Le texte du Nouveau Testament nous est parvenu à travers des papyrus (85 environ), des parchemins anciens appelés « majuscules » (268) et près de 2 800 parchemins plus récents dits «minuscules» (ces noms viennent de l'usage de lettres majuscules ou minuscules) ainsi que 2 193 lectionnaires, destinés à être lus à la messe. La plupart de ces manuscrits ne contiennent que des fragments ; c'est le cas de tous les papyrus. Quelques-uns datent du IIe siècle apr. J.-C., le plus ancien étant daté de 120. Parmi les manuscrits, plus de 50 contiennent la totalité du Nouveau Testament. Quatre parchemins majuscules des IVe et Ve siècles contenaient à l'origine toute la Bible grecque. Le plus célèbre est le Vaticanus, à partir duquel la plupart des traductions sont établies. La transmission des textes bibliques est donc d'une qualité supérieure. Pour l'ensemble de la littérature profane de l'Antiquité, il faut attendre le Xe siècle pour trouver les premiers manuscrits. Pour la Bible hébraïque, il existe des témoins antérieurs au Ier siècle av. J.-C., et pour le Nouveau Testament, des copies du IIe siècle ap. J.-C.
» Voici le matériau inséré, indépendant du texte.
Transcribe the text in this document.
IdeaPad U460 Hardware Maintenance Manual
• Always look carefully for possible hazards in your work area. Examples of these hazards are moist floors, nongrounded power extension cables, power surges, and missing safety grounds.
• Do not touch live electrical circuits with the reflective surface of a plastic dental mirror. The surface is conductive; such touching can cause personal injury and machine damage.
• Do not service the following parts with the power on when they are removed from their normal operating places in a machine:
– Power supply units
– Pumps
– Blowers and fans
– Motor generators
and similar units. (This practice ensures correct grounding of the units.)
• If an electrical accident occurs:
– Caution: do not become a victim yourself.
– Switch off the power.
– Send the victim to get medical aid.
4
Les traductionsLa Bible complète (Ancien et Nouveau Testament) a été traduite en 310 langues ; le Nouveau Testament en 695 langues ; la Bible, sous forme de morceaux choisis, en 902 langues. En Afrique, il existe 119 traductions intégrales et 424 traductions du Nouveau Testament. L'Asie compte 476 traductions dont 93 intégrales, l'Europe, 187 traductions dont 58 intégrales. Ce phénomène se poursuit encore aujourd'hui : ainsi, en 1988 - 1989, 23 traductions nouvelles étaient apparues dont 7 complètes (en Ethiopie, au Kenya, au Malawi, en Namibie, en Indonésie et au Pérou).
Cette pratique est ancienne puisque dès le IIIe siècle av. J.-C. les Juifs d'Alexandrie ont pour la première fois osé quitter la langue sacrée pour d'autres univers linguistiques en traduisant la Bible en grec. Au cours du IIe siècle apr. J.-C., trois autres traductions grecques de la Bible hébraïque seront réalisées par des Juifs. Il existe aussi une traduction de la Bible hébraïque en syriaque. Les chrétiens auront tendance à utiliser la version grecque dite des Septante : beaucoup dans les premiers siècles oublieront les originaux hébreux. Ce sera le mérite de saint Jérôme, à partir de l'an 389, de se laisser saisir parce qu'il appelait «la vérité hébraïque» et d'entreprendre la traduction latine directement à partir de l'hébreu. Il poursuivit son entreprise en proposant une nouvelle version latine qui corrigeait les précédentes. L'ensemble, appelé Vulgate, s'imposera comme la référence obligée pour tous les chrétiens d'Occident jusqu'au XVIe siècle, et pour les catholiques jusqu'au XXe siècle.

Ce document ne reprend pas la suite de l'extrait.